UFC Fighters and Casino Workers Share More in Common Than Just Gay Rights
Two weeks ago, the Marine Corps decided to end its sponsorship of the Ultimate Fighting Championship (UFC), a mixed martial arts promotion company that hosts and broadcasts live fights to viewers around the world.
The Marine Corps' decision followed several months of an ongoing debate in New York state over the legalization of mixed martial arts (MMA), a failed bill in Congress seeking to end military sponsorships of professional sports, and a union campaign that highlighted sexist, violent, and homophobic remarks made by several fighters and UFC's president, Dana White.
Maj. John Caldwell, a spokesperson for the Marine Corps Recruiting Command, cited "evolving mission requirements, budgetary constraints, marketing analysis and the recommendation of [their] contracted advertising agency" as well as the need to expand recruitment for a more diverse group of Marines as the main reasons for ending the sponsorship. However, several commentators including a Marine Corps veteran have derided the labor union that is behind efforts that ended the Marine Corps-UFC partnership.
In July, the veterans committee of UNITE HERE, a union that represents 250,000 workers in the hospitality, food service, gaming, textile, and industrial laundry industry, sent a letter to Marine Corps Commandant Gen. James Amos stating, "the UFC is an organization that has tolerated people associated with it making jokes about rape, homophobic slurs and sexually explicit remarks that are demeaning towards women." A video posted on the site unfitforthecorps.org features a compilation of these remarks made by fighters and president of the UFC, Dana White.
UFC light heavyweight fighter Forrest Griffin, for example, tweeted, "Rape is the new missionary." He later apologized for the tweet and made a donation to a rape crisis center. Dana White, in a rant uploaded on YouTube [the video no longer exists but is featured in this video at 0:53; there is also an interesting response], said, “whoever gave you that quote is a pussy and a fucking faggot and a fucking liar."
Yet, critics have raised questions about the sincerity of the union's campaign. A columnist writing for the Las Vegas Sun pointed out that the Fertitta brothers who own the UFC also own the Station casinos in the Las Vegas Strip, where workers are trying to organize for a fair process to join the union.
In October, the National Labor Relations Board upheld most of the findings that Station casinos had violated federal labor law in 82 instances, including conducting "coercive interrogations," "adverse employment actions," and "discriminatory discipline" of workers who support the union, a decision that was interpreted as a victory for the organizing drive for the workers.
But for the columnist, the union is only interested in the fight for casino workers and not really the fight for a less homophobic and sexist UFC. He writes, “does the union care about [UFC president] Dana White's foul mouth? Of course not. But you can be disingenuous and still be in the right."
The columnist's critique assumes that the struggle for better working conditions at the Station casinos is essentially different from the issues raised by the campaign against the UFC. However, like the casino workers, UFC fighters have been talking about a fighters' union.
Given the little transparency around how revenues are split between the fighter and the promoter, injury-prone working conditions, and allegations of a UFC monopoly in the industry, some like Jeff Monson, who fought in the top-tier of the heavyweight division for Strikeforce and the UFC, have called for the consideration of a fighters' union.
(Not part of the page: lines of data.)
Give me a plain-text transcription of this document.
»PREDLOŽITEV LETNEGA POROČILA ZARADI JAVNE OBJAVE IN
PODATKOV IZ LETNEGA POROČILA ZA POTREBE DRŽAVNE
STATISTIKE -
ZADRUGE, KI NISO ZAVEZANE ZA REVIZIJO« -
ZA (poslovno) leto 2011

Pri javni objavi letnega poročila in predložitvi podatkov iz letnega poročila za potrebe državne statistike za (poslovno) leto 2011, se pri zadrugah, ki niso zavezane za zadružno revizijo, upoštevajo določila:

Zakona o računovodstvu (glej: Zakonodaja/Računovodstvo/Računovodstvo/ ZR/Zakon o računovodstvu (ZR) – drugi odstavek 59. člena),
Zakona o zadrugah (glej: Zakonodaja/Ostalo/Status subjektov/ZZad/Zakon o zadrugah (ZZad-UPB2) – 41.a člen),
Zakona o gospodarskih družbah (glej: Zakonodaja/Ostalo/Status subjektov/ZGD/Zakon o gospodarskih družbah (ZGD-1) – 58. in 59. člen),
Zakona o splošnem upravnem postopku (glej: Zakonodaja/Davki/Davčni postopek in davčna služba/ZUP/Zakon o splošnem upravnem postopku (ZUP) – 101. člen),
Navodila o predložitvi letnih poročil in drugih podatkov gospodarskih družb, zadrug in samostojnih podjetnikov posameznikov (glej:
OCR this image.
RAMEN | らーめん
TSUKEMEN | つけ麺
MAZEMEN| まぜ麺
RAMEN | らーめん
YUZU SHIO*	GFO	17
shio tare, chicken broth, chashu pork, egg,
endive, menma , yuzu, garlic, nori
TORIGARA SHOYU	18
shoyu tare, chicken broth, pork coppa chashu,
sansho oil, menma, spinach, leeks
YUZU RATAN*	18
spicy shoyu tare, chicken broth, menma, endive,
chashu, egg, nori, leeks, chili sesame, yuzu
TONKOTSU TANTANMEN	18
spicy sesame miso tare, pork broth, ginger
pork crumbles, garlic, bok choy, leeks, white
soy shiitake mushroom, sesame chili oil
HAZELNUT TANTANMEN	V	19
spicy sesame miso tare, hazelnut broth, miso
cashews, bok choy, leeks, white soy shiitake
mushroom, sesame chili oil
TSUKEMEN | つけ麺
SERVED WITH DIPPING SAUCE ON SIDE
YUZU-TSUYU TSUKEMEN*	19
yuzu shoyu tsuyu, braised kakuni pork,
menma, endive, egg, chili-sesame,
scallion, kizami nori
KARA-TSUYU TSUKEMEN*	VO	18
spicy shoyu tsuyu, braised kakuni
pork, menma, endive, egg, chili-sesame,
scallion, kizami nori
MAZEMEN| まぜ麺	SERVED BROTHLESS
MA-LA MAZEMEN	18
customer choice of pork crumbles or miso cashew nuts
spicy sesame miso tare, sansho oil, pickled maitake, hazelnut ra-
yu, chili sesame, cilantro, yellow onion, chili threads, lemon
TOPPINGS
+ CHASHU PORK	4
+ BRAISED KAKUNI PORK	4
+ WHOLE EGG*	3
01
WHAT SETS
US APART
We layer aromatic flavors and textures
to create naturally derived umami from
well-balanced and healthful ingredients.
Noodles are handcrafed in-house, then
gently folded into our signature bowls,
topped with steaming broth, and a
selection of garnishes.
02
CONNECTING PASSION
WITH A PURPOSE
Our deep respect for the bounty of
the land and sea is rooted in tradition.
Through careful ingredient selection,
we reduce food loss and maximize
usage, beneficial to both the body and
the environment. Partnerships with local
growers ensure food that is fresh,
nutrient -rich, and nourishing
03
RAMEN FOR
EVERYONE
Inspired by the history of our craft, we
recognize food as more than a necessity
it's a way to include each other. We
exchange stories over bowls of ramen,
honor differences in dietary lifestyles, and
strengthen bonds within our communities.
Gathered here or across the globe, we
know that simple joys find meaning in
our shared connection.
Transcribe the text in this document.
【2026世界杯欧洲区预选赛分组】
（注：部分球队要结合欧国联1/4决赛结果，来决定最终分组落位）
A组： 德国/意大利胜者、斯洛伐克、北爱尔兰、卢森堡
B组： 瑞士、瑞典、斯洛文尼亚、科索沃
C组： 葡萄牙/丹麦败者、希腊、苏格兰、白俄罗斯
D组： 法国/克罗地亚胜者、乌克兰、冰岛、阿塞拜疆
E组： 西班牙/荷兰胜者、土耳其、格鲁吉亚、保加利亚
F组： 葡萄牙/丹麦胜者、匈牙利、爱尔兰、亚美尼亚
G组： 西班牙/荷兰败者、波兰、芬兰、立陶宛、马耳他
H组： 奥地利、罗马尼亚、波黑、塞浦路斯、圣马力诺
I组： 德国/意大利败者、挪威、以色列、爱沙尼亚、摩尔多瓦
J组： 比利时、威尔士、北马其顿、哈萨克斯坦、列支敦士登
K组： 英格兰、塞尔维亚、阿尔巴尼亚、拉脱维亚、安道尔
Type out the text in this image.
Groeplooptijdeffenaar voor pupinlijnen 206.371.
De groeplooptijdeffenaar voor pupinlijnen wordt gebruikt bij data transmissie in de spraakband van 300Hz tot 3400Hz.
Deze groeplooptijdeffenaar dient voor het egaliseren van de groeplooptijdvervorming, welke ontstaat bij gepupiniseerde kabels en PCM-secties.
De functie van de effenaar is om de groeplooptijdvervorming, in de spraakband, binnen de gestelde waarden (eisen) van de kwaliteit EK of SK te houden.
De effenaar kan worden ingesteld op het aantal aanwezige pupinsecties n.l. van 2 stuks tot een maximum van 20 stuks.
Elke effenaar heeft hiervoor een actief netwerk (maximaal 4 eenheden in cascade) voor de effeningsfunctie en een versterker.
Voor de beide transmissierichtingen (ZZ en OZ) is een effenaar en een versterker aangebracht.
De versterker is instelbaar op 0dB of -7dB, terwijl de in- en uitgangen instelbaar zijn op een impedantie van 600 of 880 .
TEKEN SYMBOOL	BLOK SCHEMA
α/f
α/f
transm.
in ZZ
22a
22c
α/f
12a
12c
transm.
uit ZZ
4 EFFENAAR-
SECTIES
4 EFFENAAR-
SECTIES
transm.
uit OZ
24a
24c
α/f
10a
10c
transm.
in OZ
There are also wide disparities in compensation in the mixed martial arts industry. The top ten fighters earn between $340,000 and $865,000 but entry-level fighters who compete under the banner of the UFC earn as little as $6,000 if they lose their first match. Now consider that in 2008, Forbes estimated the worth of UFC to be at more than $1 billion. Since then, Zuffa, LLC, the company that operates the UFC has expanded its program’s reach into Canada, Australia, and the Middle East, struck a seven-year broadcast deal with Fox, and acquired its top competitor, Strikeforce, putting the company at a present value of some $2 billion.
Considering these issues and the financial difficulties fighters face when an event is cancelled, the casino workers' fight begins to sound very familiar after all.
It is still unknown what effects the Marine Corps decision will have on organizing efforts at Station casinos, but the campaign to highlight irresponsible homophobic and sexist remarks by UFC fighters and its president has already seen significant changes in the mixed martial arts world.
Last week, Liz Carmouche, who once served as a Marine Corps sergeant, became the UFC's first openly gay fighter. Dana White, UFC president, has come out in support of Carmouche's bravery and has voiced his support for same-sex marriage in the U.S. To date, no male fighter has come out as gay although a fighter who had previously worked as a gay porn actor did not face any significant discrimination on the UFC's reality series, the Ultimate Fighter.
Despite these shifts toward acceptance, MMA circles are still seen as not being very tolerant of homosexuality. Moreover, unlike the National Football League, the UFC does not have a standard of conduct to govern the behavior of fighters in and out of the Octagon. Out of this tangle of issues related to the question of fighter compensation and representation, homophobic or sexist culture, and large sums of corporate money, the union's campaign – whatever their tactics – have definitely sparked important discussions about the conduct of the UFC and its fighters.